Hacker News new | ask | show | jobs
by scarface74 2317 days ago
Why should an instance created by an ASG have a host name? These are cattle not pets. I use Serilog for logging with an EC2 enricher that automatically adds the instance Id and the IP address.

Since Serilog does structured logging, I can use either an ElasticSearch or Mongo sink and do complex queries.

If I routinely need to log into an instance to troubleshoot, I need to be capturing data and sending it to a central logging system.

2 comments

> Why should an instance created by an ASG have a host name?

It means you can connect to it by just knowing its instance ID.

Adding the IP address everywhere also works.

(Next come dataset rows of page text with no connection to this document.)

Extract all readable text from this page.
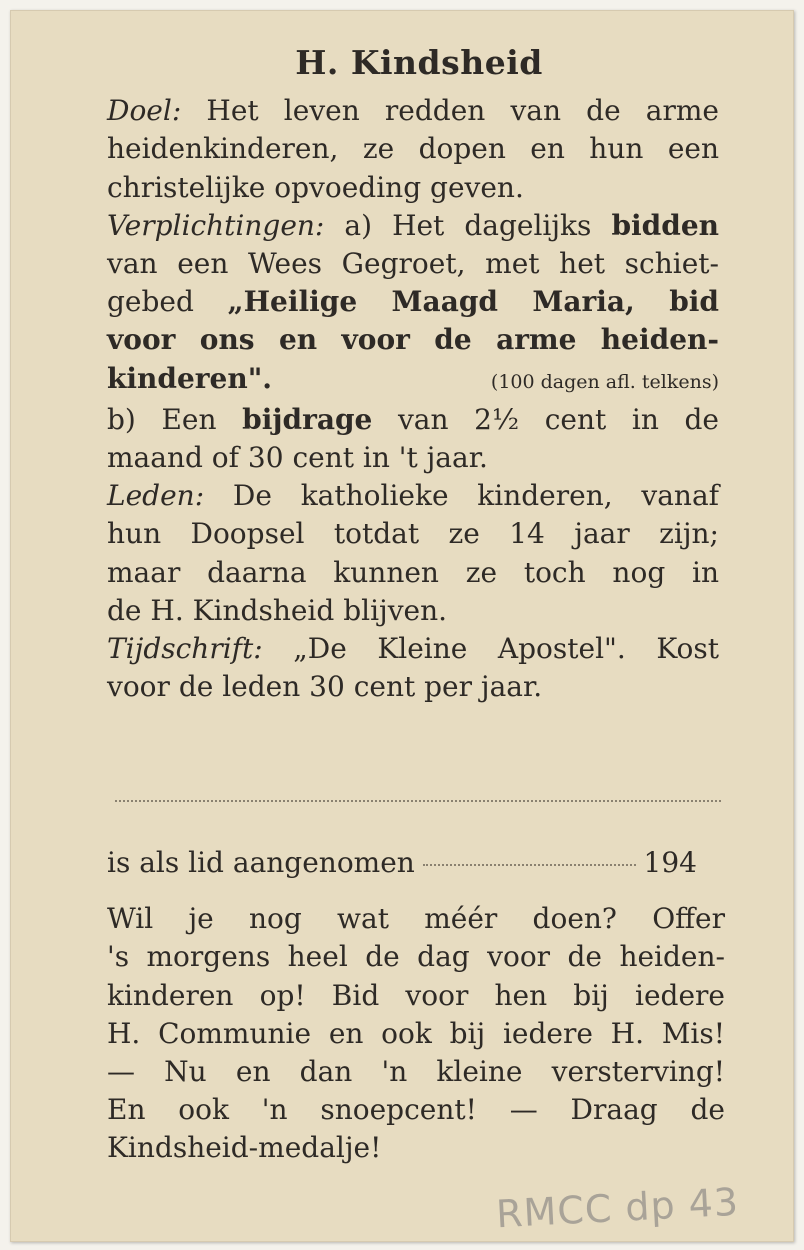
H. Kindsheid
Doel: Het leven redden van de arme
heidenkinderen, ze dopen en hun een
christelijke opvoeding geven.
Verplichtingen: a) Het dagelijks bidden
van een Wees Gegroet, met het schiet-
gebed „Heilige Maagd Maria, bid
voor ons en voor de arme heiden-
kinderen".	(100 dagen afl. telkens)
b) Een bijdrage van 2½ cent in de
maand of 30 cent in 't jaar.
Leden: De katholieke kinderen, vanaf
hun Doopsel totdat ze 14 jaar zijn;
maar daarna kunnen ze toch nog in
de H. Kindsheid blijven.
Tijdschrift: „De Kleine Apostel". Kost
voor de leden 30 cent per jaar.
is als lid aangenomen	194
Wil je nog wat méér doen? Offer
's morgens heel de dag voor de heiden-
kinderen op! Bid voor hen bij iedere
H. Communie en ook bij iedere H. Mis!
— Nu en dan 'n kleine versterving!
En ook 'n snoepcent! — Draag de
Kindsheid-medalje!
RMCC dp 43
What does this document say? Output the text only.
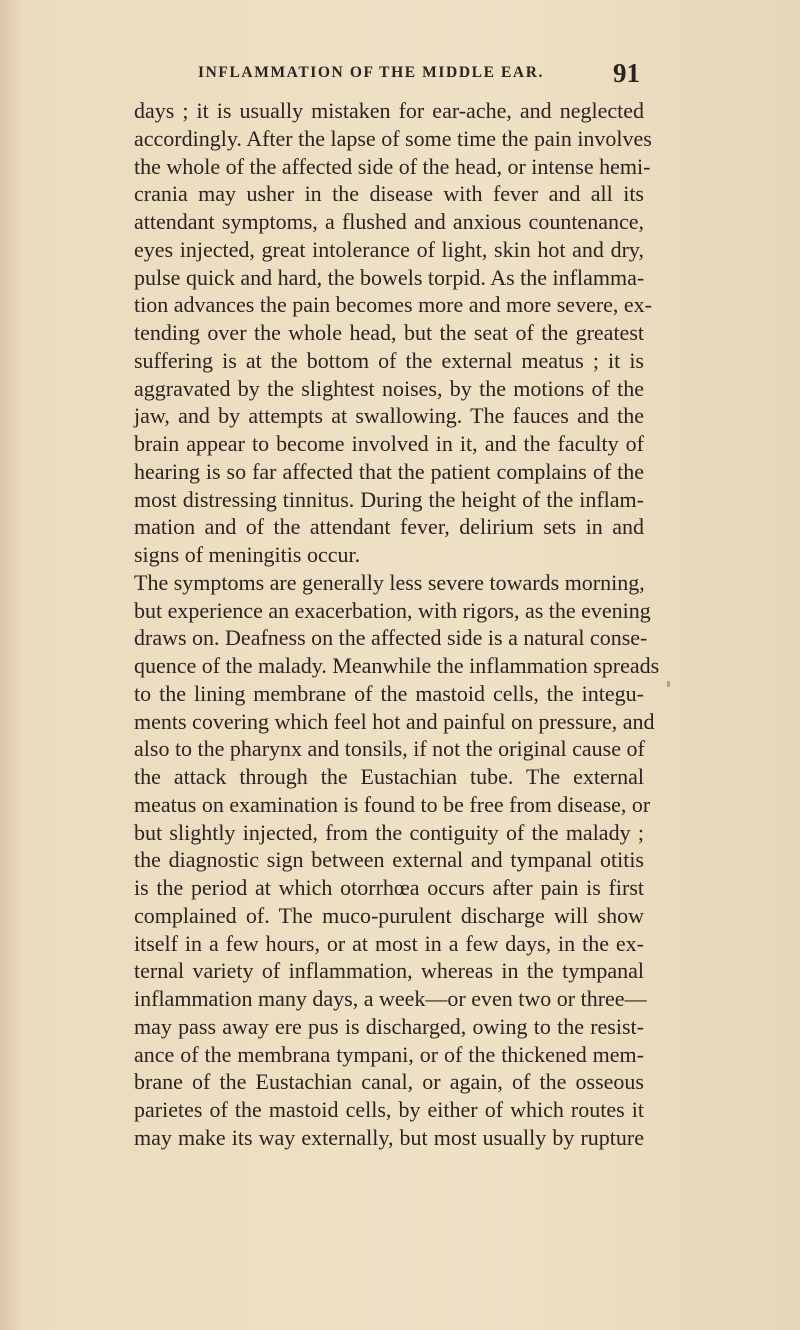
INFLAMMATION OF THE MIDDLE EAR.	91
days ; it is usually mistaken for ear-ache, and neglected
accordingly. After the lapse of some time the pain involves
the whole of the affected side of the head, or intense hemi-
crania may usher in the disease with fever and all its
attendant symptoms, a flushed and anxious countenance,
eyes injected, great intolerance of light, skin hot and dry,
pulse quick and hard, the bowels torpid. As the inflamma-
tion advances the pain becomes more and more severe, ex-
tending over the whole head, but the seat of the greatest
suffering is at the bottom of the external meatus ; it is
aggravated by the slightest noises, by the motions of the
jaw, and by attempts at swallowing. The fauces and the
brain appear to become involved in it, and the faculty of
hearing is so far affected that the patient complains of the
most distressing tinnitus. During the height of the inflam-
mation and of the attendant fever, delirium sets in and
signs of meningitis occur.
The symptoms are generally less severe towards morning,
but experience an exacerbation, with rigors, as the evening
draws on. Deafness on the affected side is a natural conse-
quence of the malady. Meanwhile the inflammation spreads
to the lining membrane of the mastoid cells, the integu-
ments covering which feel hot and painful on pressure, and
also to the pharynx and tonsils, if not the original cause of
the attack through the Eustachian tube. The external
meatus on examination is found to be free from disease, or
but slightly injected, from the contiguity of the malady ;
the diagnostic sign between external and tympanal otitis
is the period at which otorrhœa occurs after pain is first
complained of. The muco-purulent discharge will show
itself in a few hours, or at most in a few days, in the ex-
ternal variety of inflammation, whereas in the tympanal
inflammation many days, a week—or even two or three—
may pass away ere pus is discharged, owing to the resist-
ance of the membrana tympani, or of the thickened mem-
brane of the Eustachian canal, or again, of the osseous
parietes of the mastoid cells, by either of which routes it
may make its way externally, but most usually by rupture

There can be some nice SSH config options though, like using a particular key for everything *.prod.myaws.com

You can also use SSM and session manager to get a similar experience for those instances: https://docs.aws.amazon.com/systems-manager/latest/userguide...

I haven't had to manage SSH keys in a long time ;)

With this I just have a bash function for my various environments (e.g. dev = dssm) where I provide in the instance ID giving me issues if I really need to log into the server.

e.g.

function dssm { aws --region us-west-2 --profile my-dev-profile-name ssm start-session --target $1 }

Then:

dssm i-abcdef123456

And I'm dropped into a shell. SSM Session manager is far from perfect, but it gets the job done, and is fully auditable, gets logged (including commands ran), and best of all works with SAML IAM profiles right out the gate. No more sharing keys, no more managing keys, it's great!

Yes exactly, SSH access is also one of the reasons for building the module, that is mentioned in the blog post.

> Access: When troubleshooting, we save time not having to look up the instance’s internal IP address for SSH access.

That’s the second part. If I’m troubleshooting by logging into EC2 instances, there is something wrong with my logging infrastructure. That’s actually the larger issue.
Post author here.

SSH access is absolutely a last resort, but can be necessary in certain cases (like when Filebeat breaks...). Turning SSH off completely (i.e. "No SSH") is certainly better for security and something we may pursue.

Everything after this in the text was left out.